Methods: Synthesis of DOTA-AE105-NH2, and NODAGA-AE105-NH2, was based on solid-phase peptide synthesis protocols using the Fmoc strategy. (GaCl3)-Ga-68 was eluted from a Ge-68/Ga-68 generator. The eluate was either concentrated on a cation-exchange column or fractionated and used directly for labeling. For in vitro characterization of both tracers, partition coefficient, buffer and plasma stability, uPAR binding affinity and cell uptake were determined. To characterize the ill
vivo properties, dynamic microPET selleck imaging was carried out in nude mice bearing human glioma U87MG tumor xenograft.
Results: In vitro experiments revealed uPAR binding affinities in the lower nM range for both conjugated peptides and identical to AE105. Labeling of DOTA-AE105-NH2 and NODAGA-AE105-NH2 with Ga-68 was done at 95 degrees C and room temperature, respectively. The highest radiochemical yield and purity were obtained using fractionated elution, whereas a negative effect of acetone on labeling efficiency for NODAGA-AE105-NH2
was observed. CUDC-907 Good stability in phosphate-buffered saline and mouse plasma was observed. High cell uptake was found for both tracers in U87MG tumor cells. Dynamic microPET imaging demonstrated good tumor-to-background ratio for both tracers. Tumor uptake was 2.1% ID/g and 1.3% ID/g 30 min postinjection and 2.0% ID/g and 1.1% ID/g 60 min postinjection for Ga-68-NODAGA-AE105-NH2 and Ga-68-DOTA-AE105-NH2, respectively. A significantly higher tumor-to-muscle ratio (P<.05) was found for Ga-68-NODAGA-AE105-NH2 60 min postinjection.
Conclusions: TCL The use of Ga-68-DOTA-AE105-NH2 and Ga-68-NODAGA-AE105-NH2 as the first gallium-68 labeled uPAR radiotracers for noninvasive PET imaging is reported, which combine versatility with good imaging properties. These new tracers thus constitute an interesting alternative to the Cu-64-labeled version (Cu-64-DOTA-AE105 and 64Cu-DOTA-AE105-NH2) for detecting uPAR expression in tumor tissue. In our hands, the
fractionated elution approach was superior for labeling of peptides, and Ga-68-NODAGA-AE105-NH2 is the favored tracer as it provides the highest tumor-to-background ratio. (C) 2012 Elsevier Inc. All rights reserved.”
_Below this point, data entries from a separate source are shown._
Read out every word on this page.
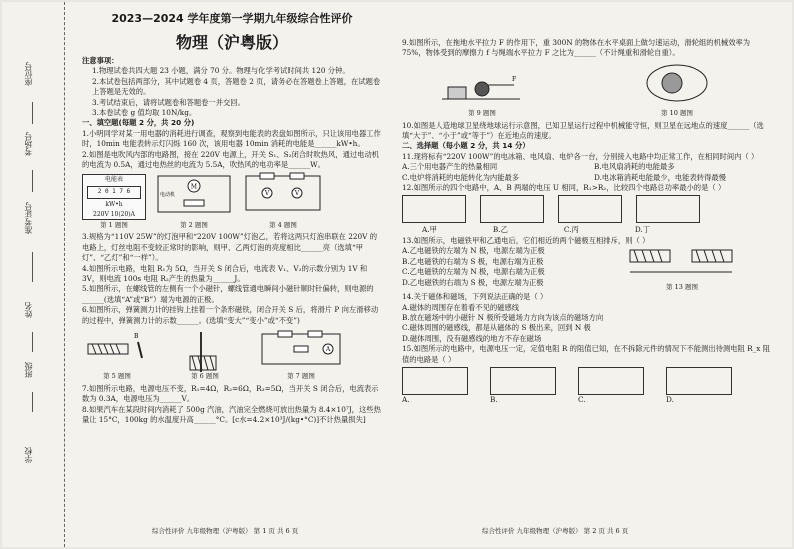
座位号
考场号
准考证号
姓名
班级
学校
2023—2024 学年度第一学期九年级综合性评价
物理（沪粤版）

注意事项：

1.物理试卷共四大题 23 小题，满分 70 分。物理与化学考试时间共 120 分钟。

2.本试卷包括两部分，其中试题卷 4 页，答题卷 2 页，请务必在答题卷上答题，在试题卷上答题是无效的。

3.考试结束后，请将试题卷和答题卷一并交回。

3.本卷试卷 g 值均取 10N/kg。

一、填空题(每题 2 分，共 20 分)

1.小明同学对某一用电器的消耗进行调查，观察到电能表的表盘如图所示，只让该用电器工作时，10min 电能表转示灯闪烁 160 次，该用电器 10min 消耗的电能是______kW•h。

2.如图是电吹风内部的电路图，接在 220V 电源上，开关 S₁、S₂闭合时吹热风，通过电动机的电流为 0.5A，通过电热丝的电流为 5.5A，吹热风的电功率是______W。

电能表
2 0 1 7 6
kW•h
220V 10(20)A
第 1 题图
M
电动机
第 2 题图
V	V
第 4 题图

3.规格为“110V 25W”的灯泡甲和“220V 100W”灯泡乙，若将这两只灯泡串联在 220V 的电路上，灯丝电阻不变较正常时的影响，则甲、乙两灯泡的亮度相比______亮（选填“甲灯”、“乙灯”和“一样”）。

4.如图所示电路，电阻 R₁为 5Ω，当开关 S 闭合后，电流表 V₁、V₂的示数分别为 1V 和 3V，则电流 100s 电阻 R₂产生的热量为______J。

5.如图所示，在螺线管的左侧有一个小磁针，螺线管通电瞬间小磁针顺时针偏转，则电源的______(选填“A”或“B”）端为电源的正极。

6.如图所示，弹簧测力计的挂钩上挂着一个条形磁铁，闭合开关 S 后，将滑片 P 向左滑移动的过程中，弹簧测力计的示数______。(选填“变大”“变小”或“不变”)

B
第 5 题图	第 6 题图
A
第 7 题图

7.如图所示电路，电源电压不变，R₁=4Ω，R₂=6Ω，R₃=5Ω，当开关 S 闭合后，电流表示数为 0.3A，电源电压为______V。

8.如果汽车在某段时间内消耗了 500g 汽油，汽油完全燃烧可放出热量为 8.4×10⁷J，这些热量让 15°C，100kg 的水温度升高______°C。[c水=4.2×10³J/(kg•°C)]不计热量损失]

9.如图所示，在拖地水平拉力 F 的作用下，重 300N 的物体在水平桌面上做匀速运动，滑轮组的机械效率为 75%，物体受到的摩擦力 f 与绳端水平拉力 F 之比为______（不计绳重和滑轮自重）。

F
第 9 题图	第 10 题图

10.如图是人造地球卫星绕地球运行示意图，已知卫星运行过程中机械能守恒，则卫星在远地点的速度______（选填“大于”、“小于”或“等于”）在近地点的速度。

二、选择题（每小题 2 分，共 14 分）

11.现将标有“220V 100W”的电冰箱、电风扇、电炉各一台，分别接入电路中均正常工作，在相同时间内（ ）

A.三个用电器产生的热量相同	B.电风扇消耗的电能最多
C.电炉将消耗的电能转化为内能最多	D.电冰箱消耗电能最少，电能表转得最慢

12.如图所示的四个电路中，A、B 两端的电压 U 相同，R₁>R₂，比较四个电路总功率最小的是（ ）

A.甲	B.乙	C.丙	D.丁

13.如图所示，电磁铁甲和乙通电后，它们相近的两个磁极互相排斥，则（ ）

A.乙电磁铁的左端为 N 极，电源左端为正极
B.乙电磁铁的右端为 S 极，电源右端为正极
C.乙电磁铁的左端为 N 极，电源右端为正极
D.乙电磁铁的右端为 S 极，电源左端为正极
第 13 题图

14.关于磁体和磁场，下列说法正确的是（ ）

A.磁体的周围存在着看不见的磁感线
B.放在磁场中的小磁针 N 极所受磁场力方向为该点的磁场方向
C.磁体周围的磁感线，都是从磁体的 S 极出来，回到 N 极
D.磁体周围，没有磁感线的地方不存在磁场

15.如图所示的电路中，电源电压一定，定值电阻 R 的阻值已知，在不拆除元件的情况下不能测出待测电阻 R_x 阻值的电路是（ ）

A.	B.	C.	D.
综合性评价 九年级物理（沪粤版） 第 1 页 共 6 页	综合性评价 九年级物理（沪粤版） 第 2 页 共 6 页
“Recent phosphoproteomics studies of several bacteria] species have firmly established protein phosphorylation on Ser/Thr/Tyr residues as a PTM in bacteria. In particular, our recent reports on the Scr/Thr/Tyr phosphoproteomes of bacterial model organisms Bacillus subtilis and Escherichia coli detected over 100 phosphorylation events in each of the bacterial species. Here we extend our analyses to Lactococcus lactis, a lactic acid bacterium widely employed by the food industry, in which protein phosphorylation at Ser/Thr/Tyr residues was barely studied at all. Despite the lack of almost any prior evidence of Ser/Thr/Tyr protein phosphorylation in L.